Теперь интерес в ее глазах, пожалуй, уже не походил на внимание юной натуралистки к редкому растению.
– Я свой – никому не даю, – сказала она, и я отчетливо понял, что это не конец фразы. – Но… у меня есть запасная батарея. Если подойдет, можешь, так и быть, взять пока… – и она опять наклонилась к пакету.
Через минуту мой многострадальный компьютер, вынужденно пролежавший без дела все последние дни, сладко защелкал, загружая операционную систему. Теперь осталось сделать последний эффектный шаг. Я повернул экран так, чтобы она его видела, и, запустив программу для набора текстов, крупными буквами напечатал: «СТЕЛЛА». Пальцы привычно забегали по вздрагивающей на ухабах клавиатуре: «…Сумка опять предательски соскользнула с плеча, и мне пришлось остановиться».
Микроавтобус взял очередной «тещин язык», и Стелла привалилась к моему плечу.

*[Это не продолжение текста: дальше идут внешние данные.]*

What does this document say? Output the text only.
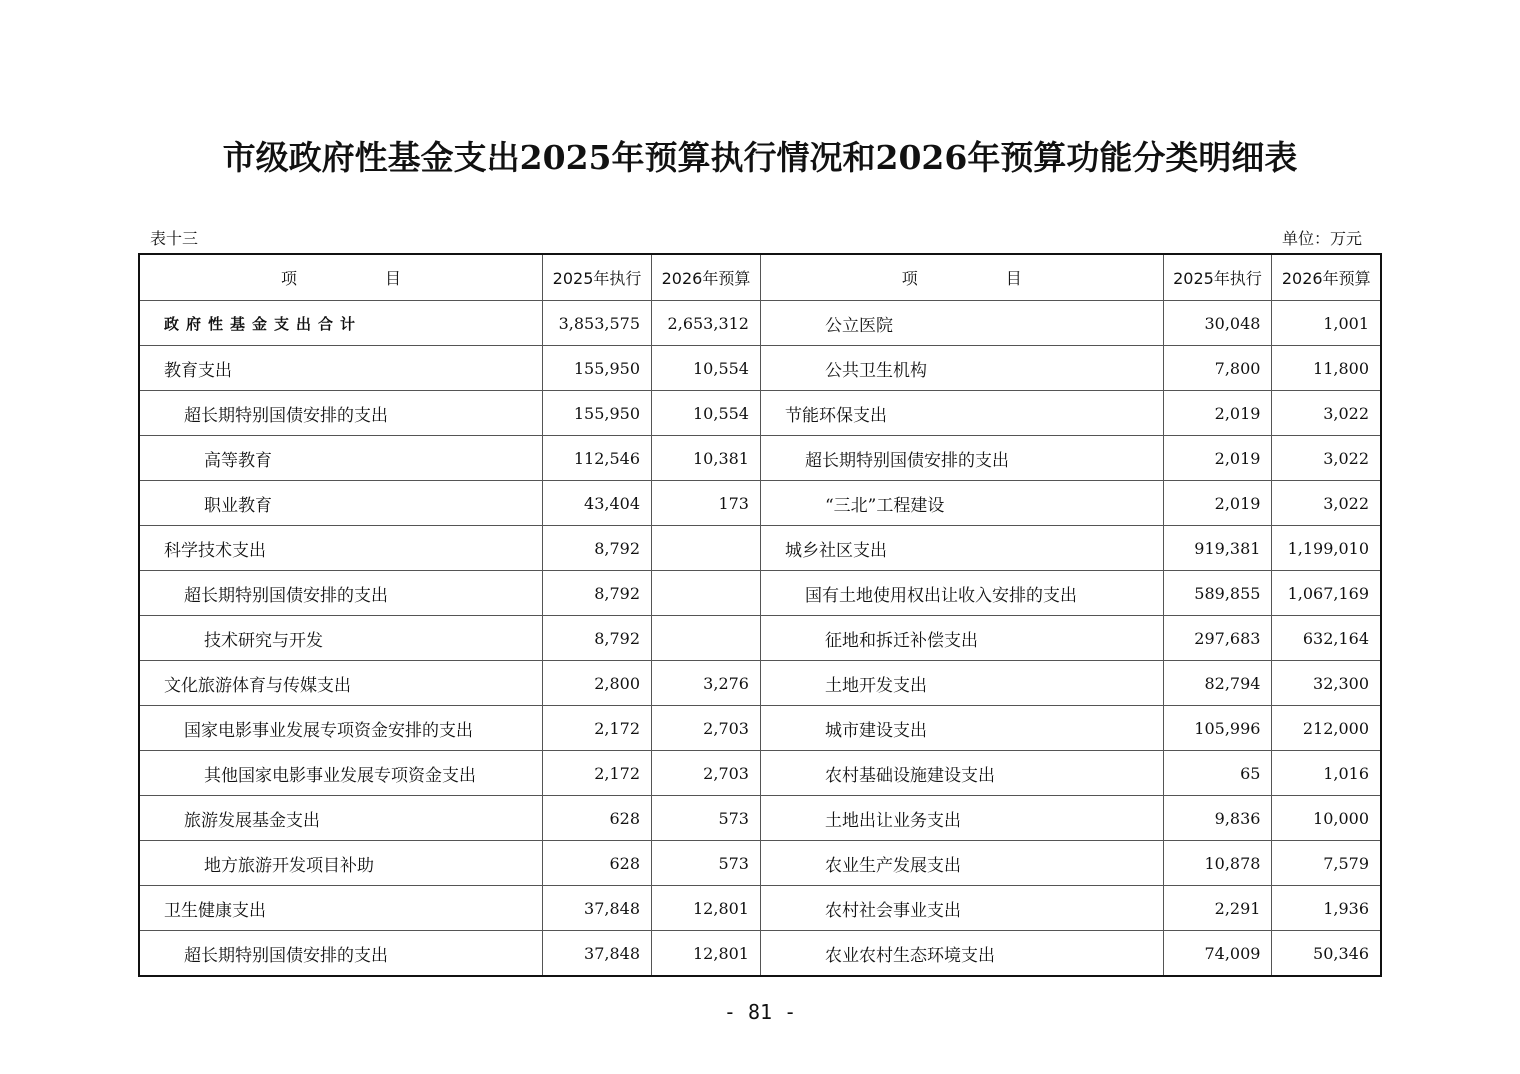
市级政府性基金支出2025年预算执行情况和2026年预算功能分类明细表
表十三	单位：万元
项 目	2025年执行	2026年预算	项 目	2025年执行	2026年预算
政府性基金支出合计	3,853,575	2,653,312	公立医院	30,048	1,001
教育支出	155,950	10,554	公共卫生机构	7,800	11,800
超长期特别国债安排的支出	155,950	10,554	节能环保支出	2,019	3,022
高等教育	112,546	10,381	超长期特别国债安排的支出	2,019	3,022
职业教育	43,404	173	“三北”工程建设	2,019	3,022
科学技术支出	8,792		城乡社区支出	919,381	1,199,010
超长期特别国债安排的支出	8,792		国有土地使用权出让收入安排的支出	589,855	1,067,169
技术研究与开发	8,792		征地和拆迁补偿支出	297,683	632,164
文化旅游体育与传媒支出	2,800	3,276	土地开发支出	82,794	32,300
国家电影事业发展专项资金安排的支出	2,172	2,703	城市建设支出	105,996	212,000
其他国家电影事业发展专项资金支出	2,172	2,703	农村基础设施建设支出	65	1,016
旅游发展基金支出	628	573	土地出让业务支出	9,836	10,000
地方旅游开发项目补助	628	573	农业生产发展支出	10,878	7,579
卫生健康支出	37,848	12,801	农村社会事业支出	2,291	1,936
超长期特别国债安排的支出	37,848	12,801	农业农村生态环境支出	74,009	50,346
- 81 -
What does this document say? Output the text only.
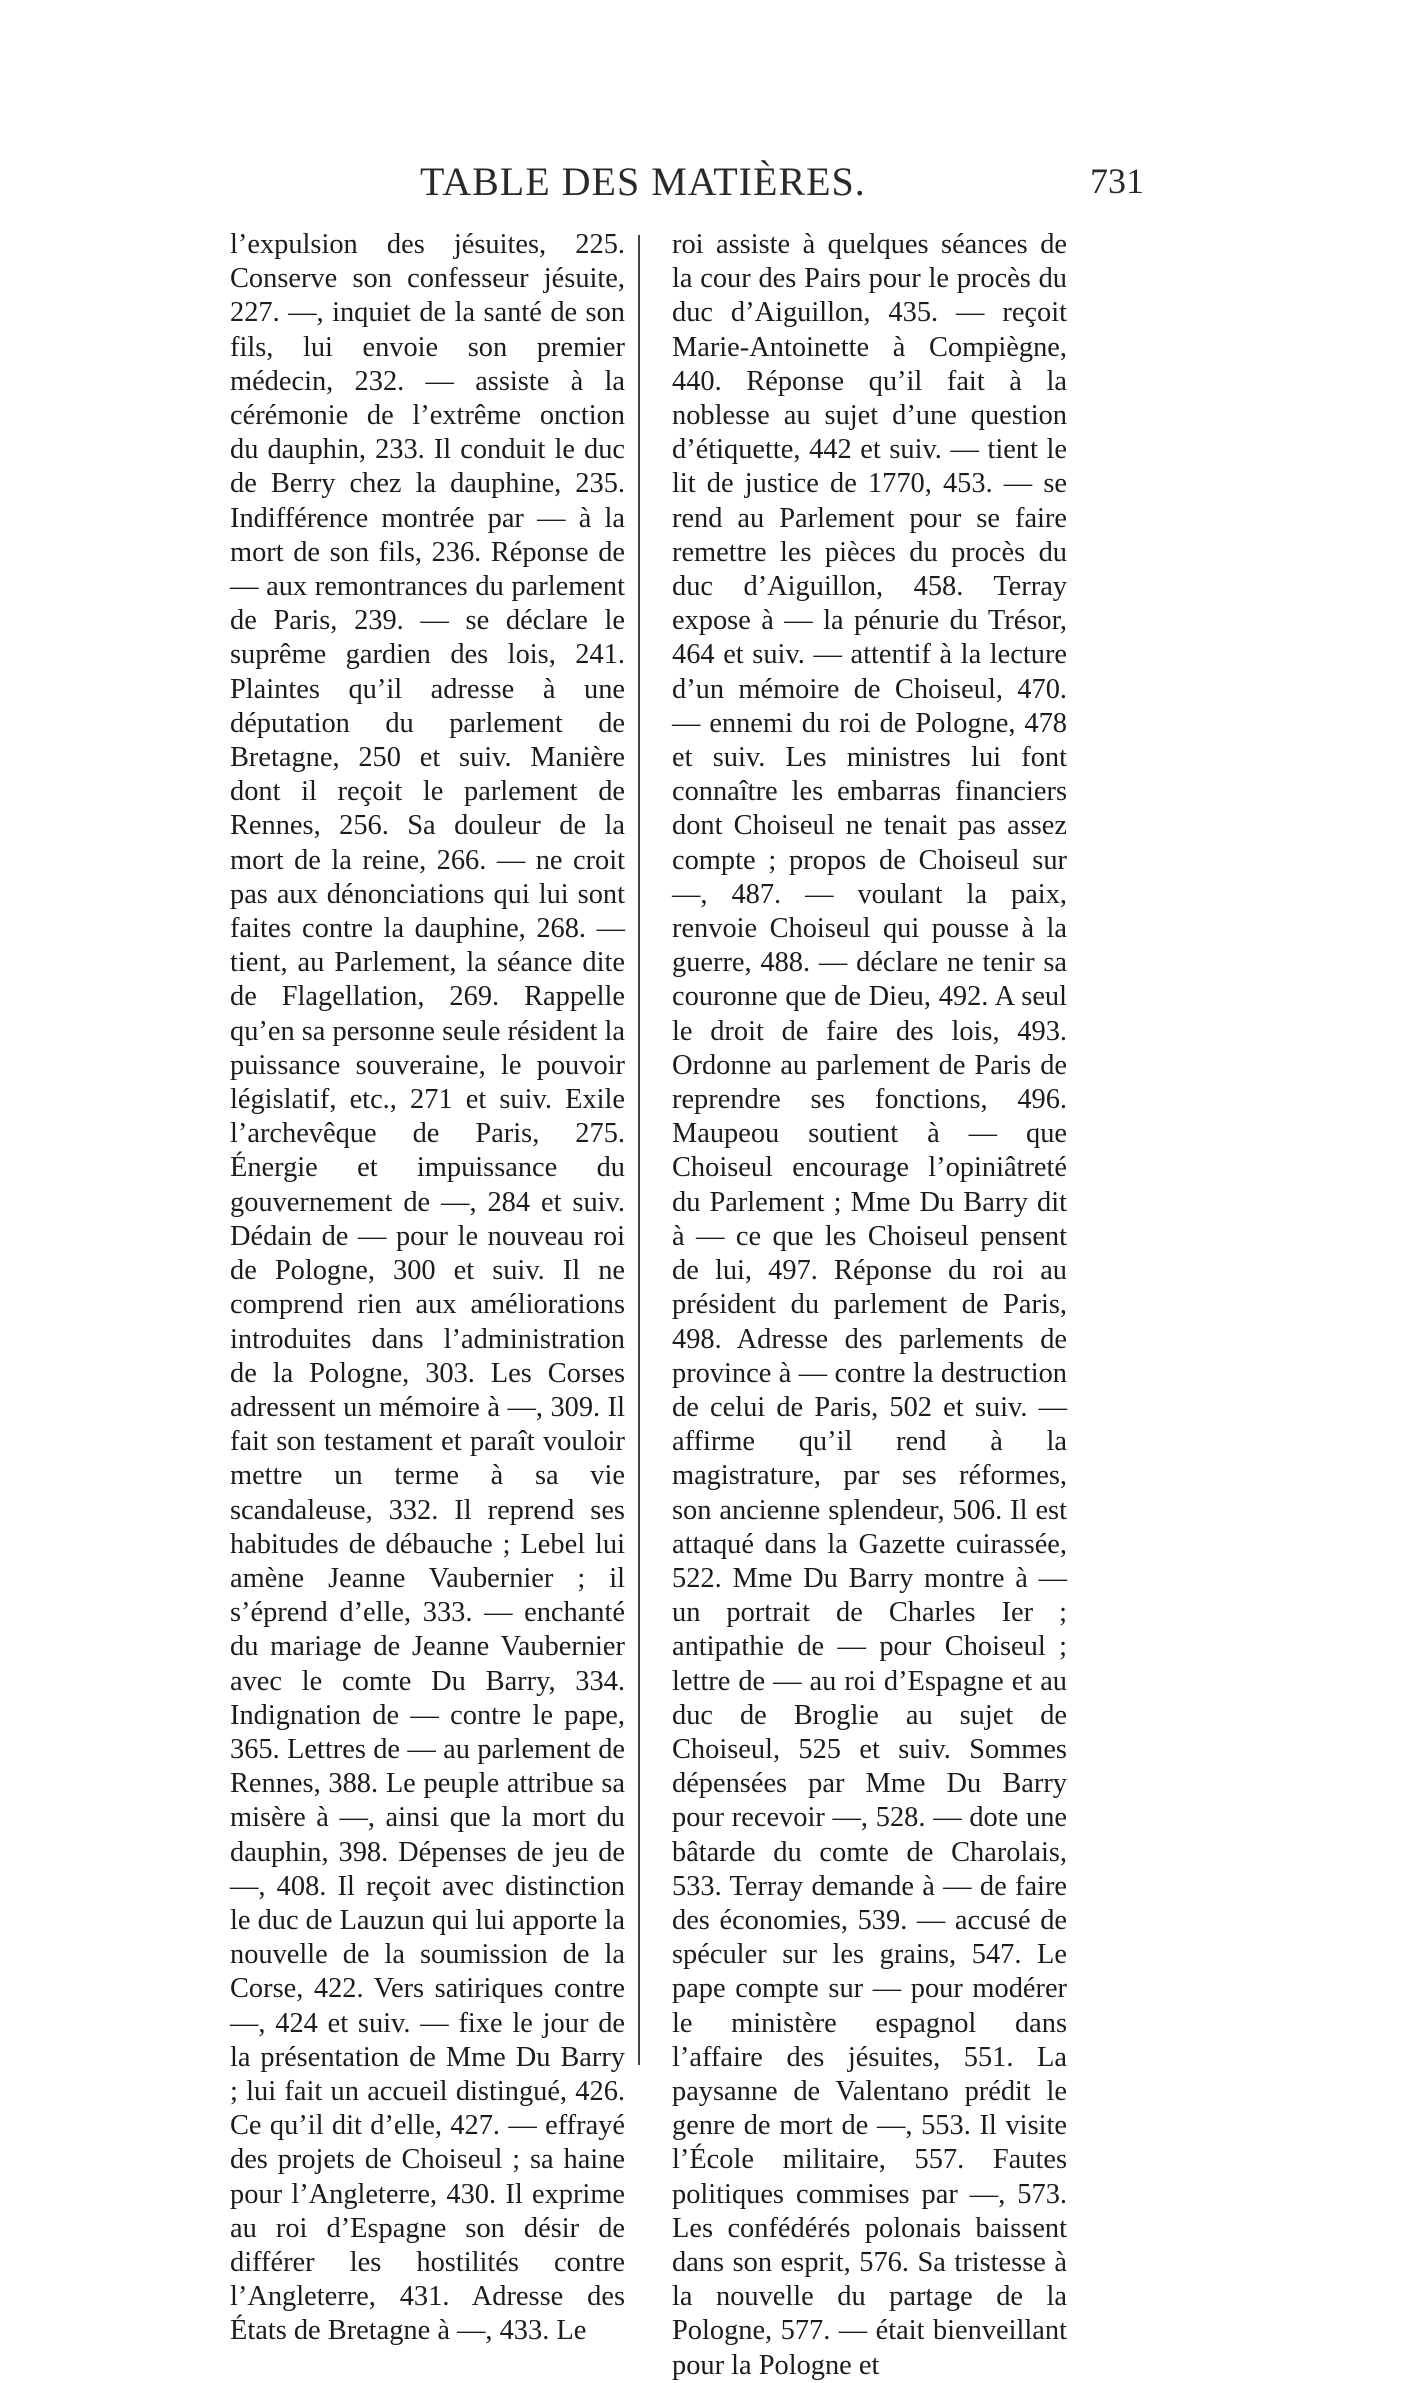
TABLE DES MATIÈRES.	731

l’expulsion des jésuites, 225. Conserve son confesseur jésuite, 227. —, inquiet de la santé de son fils, lui envoie son premier médecin, 232. — assiste à la cérémonie de l’extrême onction du dauphin, 233. Il conduit le duc de Berry chez la dauphine, 235. Indifférence montrée par — à la mort de son fils, 236. Réponse de — aux remontrances du parlement de Paris, 239. — se déclare le suprême gardien des lois, 241. Plaintes qu’il adresse à une députation du parlement de Bretagne, 250 et suiv. Manière dont il reçoit le parlement de Rennes, 256. Sa douleur de la mort de la reine, 266. — ne croit pas aux dénonciations qui lui sont faites contre la dauphine, 268. — tient, au Parlement, la séance dite de Flagellation, 269. Rappelle qu’en sa personne seule résident la puissance souveraine, le pouvoir législatif, etc., 271 et suiv. Exile l’archevêque de Paris, 275. Énergie et impuissance du gouvernement de —, 284 et suiv. Dédain de — pour le nouveau roi de Pologne, 300 et suiv. Il ne comprend rien aux améliorations introduites dans l’administration de la Pologne, 303. Les Corses adressent un mémoire à —, 309. Il fait son testament et paraît vouloir mettre un terme à sa vie scandaleuse, 332. Il reprend ses habitudes de débauche ; Lebel lui amène Jeanne Vaubernier ; il s’éprend d’elle, 333. — enchanté du mariage de Jeanne Vaubernier avec le comte Du Barry, 334. Indignation de — contre le pape, 365. Lettres de — au parlement de Rennes, 388. Le peuple attribue sa misère à —, ainsi que la mort du dauphin, 398. Dépenses de jeu de —, 408. Il reçoit avec distinction le duc de Lauzun qui lui apporte la nouvelle de la soumission de la Corse, 422. Vers satiriques contre —, 424 et suiv. — fixe le jour de la présentation de Mme Du Barry ; lui fait un accueil distingué, 426. Ce qu’il dit d’elle, 427. — effrayé des projets de Choiseul ; sa haine pour l’Angleterre, 430. Il exprime au roi d’Espagne son désir de différer les hostilités contre l’Angleterre, 431. Adresse des États de Bretagne à —, 433. Le

roi assiste à quelques séances de la cour des Pairs pour le procès du duc d’Aiguillon, 435. — reçoit Marie-Antoinette à Compiègne, 440. Réponse qu’il fait à la noblesse au sujet d’une question d’étiquette, 442 et suiv. — tient le lit de justice de 1770, 453. — se rend au Parlement pour se faire remettre les pièces du procès du duc d’Aiguillon, 458. Terray expose à — la pénurie du Trésor, 464 et suiv. — attentif à la lecture d’un mémoire de Choiseul, 470. — ennemi du roi de Pologne, 478 et suiv. Les ministres lui font connaître les embarras financiers dont Choiseul ne tenait pas assez compte ; propos de Choiseul sur —, 487. — voulant la paix, renvoie Choiseul qui pousse à la guerre, 488. — déclare ne tenir sa couronne que de Dieu, 492. A seul le droit de faire des lois, 493. Ordonne au parlement de Paris de reprendre ses fonctions, 496. Maupeou soutient à — que Choiseul encourage l’opiniâtreté du Parlement ; Mme Du Barry dit à — ce que les Choiseul pensent de lui, 497. Réponse du roi au président du parlement de Paris, 498. Adresse des parlements de province à — contre la destruction de celui de Paris, 502 et suiv. — affirme qu’il rend à la magistrature, par ses réformes, son ancienne splendeur, 506. Il est attaqué dans la Gazette cuirassée, 522. Mme Du Barry montre à — un portrait de Charles Ier ; antipathie de — pour Choiseul ; lettre de — au roi d’Espagne et au duc de Broglie au sujet de Choiseul, 525 et suiv. Sommes dépensées par Mme Du Barry pour recevoir —, 528. — dote une bâtarde du comte de Charolais, 533. Terray demande à — de faire des économies, 539. — accusé de spéculer sur les grains, 547. Le pape compte sur — pour modérer le ministère espagnol dans l’affaire des jésuites, 551. La paysanne de Valentano prédit le genre de mort de —, 553. Il visite l’École militaire, 557. Fautes politiques commises par —, 573. Les confédérés polonais baissent dans son esprit, 576. Sa tristesse à la nouvelle du partage de la Pologne, 577. — était bienveillant pour la Pologne et
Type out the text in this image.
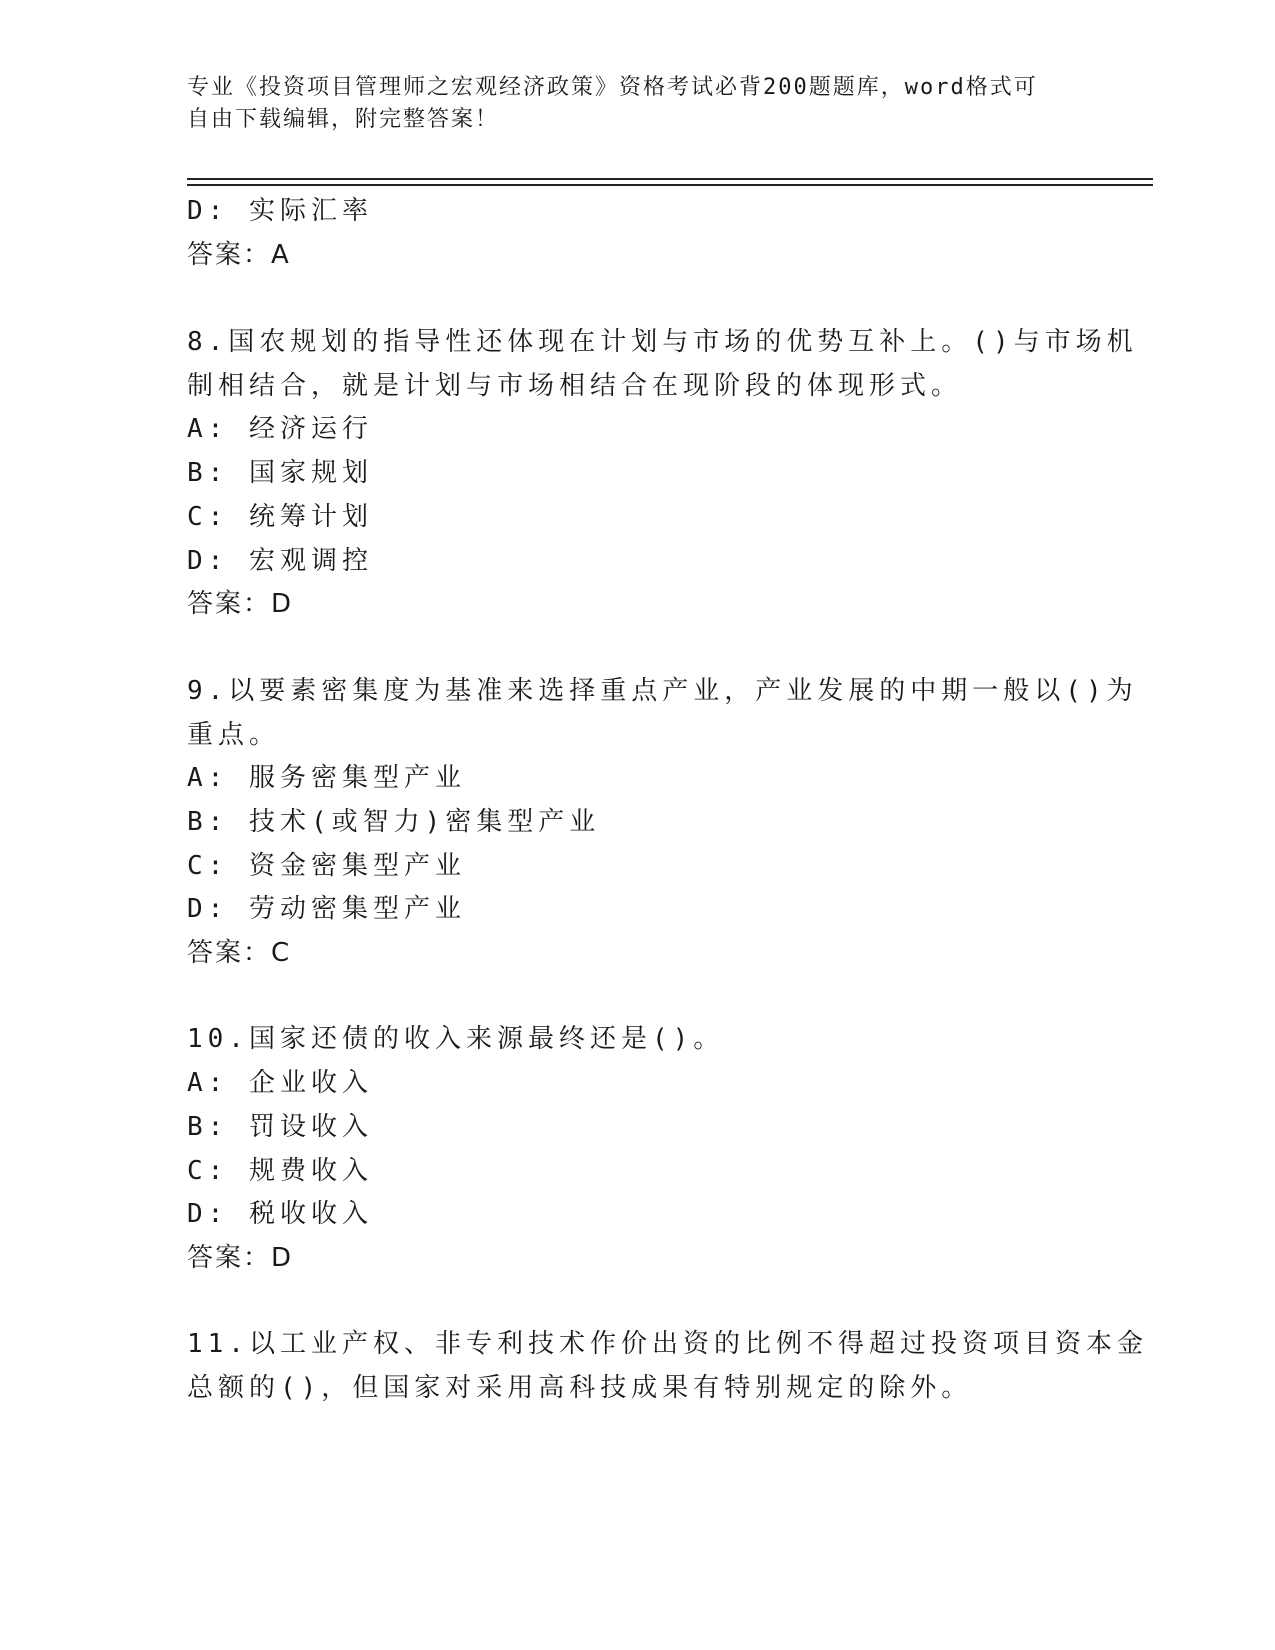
专业《投资项目管理师之宏观经济政策》资格考试必背200题题库，word格式可
自由下载编辑，附完整答案！
D: 实际汇率
答案：A
8.国农规划的指导性还体现在计划与市场的优势互补上。()与市场机
制相结合，就是计划与市场相结合在现阶段的体现形式。
A: 经济运行
B: 国家规划
C: 统筹计划
D: 宏观调控
答案：D
9.以要素密集度为基准来选择重点产业，产业发展的中期一般以()为
重点。
A: 服务密集型产业
B: 技术(或智力)密集型产业
C: 资金密集型产业
D: 劳动密集型产业
答案：C
10.国家还债的收入来源最终还是()。
A: 企业收入
B: 罚设收入
C: 规费收入
D: 税收收入
答案：D
11.以工业产权、非专利技术作价出资的比例不得超过投资项目资本金
总额的()，但国家对采用高科技成果有特别规定的除外。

Я прекрасно видел, что ее манипуляции с собственным ноутбуком – сплошной камуфляж, потому что все внимание приковано ко мне, вернее к экрану, на котором я пишу рассказ о ней. Между тем по мере нашего продвижения в сторону симферопольской трассы маршрутка еще несколько раз остановилась, и новые пассажиры теперь стояли в проходе. Особенно часто поглядывал на нас неопределенного возраста мужчинка, стоящий недалеко от меня с небольшим рюкзачком у ног и сложенным спиннингом в руке. Судя по рюкзаку и торчащему оттуда самодельному сачку – местный житель. Его любопытные глазки, ненадежно прикрытые старомодными темными очками, периодически пробегали по нашему сиденью и опять возвращались к пейзажу за окном. А там, за приспущенным стеклом, мелькали пляжные морские бухточки и почти безлюдные в это досезонье прибрежные поселки. Рыбачье, Малореченка, Солнечногорск…
– Я извиняюсь, – неожиданно кашлянул мужик со спиннингом и повернулся к нам, продолжая держаться рукой за поручень, – а вот ваши эти штуки сколько стоят?
Стелла ответила что-то невразумительное, и в тот же миг меня осенила уже вторая подряд гениальная мысль! Сейчас мы одержим решительную победу по всем направлениям в неожиданной игре, которой оказалось наше знакомство. Я сглотнул слюну и постарался восстановить чуть позабытые за последние месяцы интонации:
– How are you, Stella? I remember, you had relatives in the United States…
Получилось довольно громко, и спиннингист от иностранной речи чуть не уронил свои очки вместе с удочкой. Зато Стелла отреагировала именно так, как я ожидал! Сначала она порозовела, потом чуть побледнела, затем румянец вернулся опять, а выразительные зрачки начали пульсировать, меняя размер от двух крохотных горошин до бездонных темных виноградинок.
– А ты… вы… – о, меня начинают уважать. – Откуда… И про Америку…
Я стойко держал паузу, купаясь в сладкой пене безоговорочного триумфа.
– А вы, случайно… Ну, может, вы… из КГБ…
– Нет, я не из КГБ и даже не из ЦРУ. Я просто из 81-й школы. Помнишь такую? Хотя все последние годы я жил далековато и от нее, и от тебя – в Штатах, в Чикаго.
Возникла пауза, заполненная только шуршанием шин.
– Ладно, – произнесла она со все той же необычной интонацией, – я тебя, кажется, помню. Ты в школе по комсомольской линии шуршал. А откуда ты знаешь про родственников?
О-о! Значит, сцену приема в комсомол она призабыла, а вот английский – смотри-ка – слегка различает!
– А ты в комсомол все-таки попала? Или так и осталась пионеркой?
– Подожди… – смотреть, как она напрягается, было одно удовольствие. – Да… вы же тогда на вашем сборище меня завернули…
– Ясное дело: ты бы еще бикини надела! – я придал голосу дурашливо-строгие официальные нотки. – Я знал, что вы не сможете забыть столь важный день вашей жизни! Мы неуклонно стояли на страже высоких моральных устоев нашего передового строя.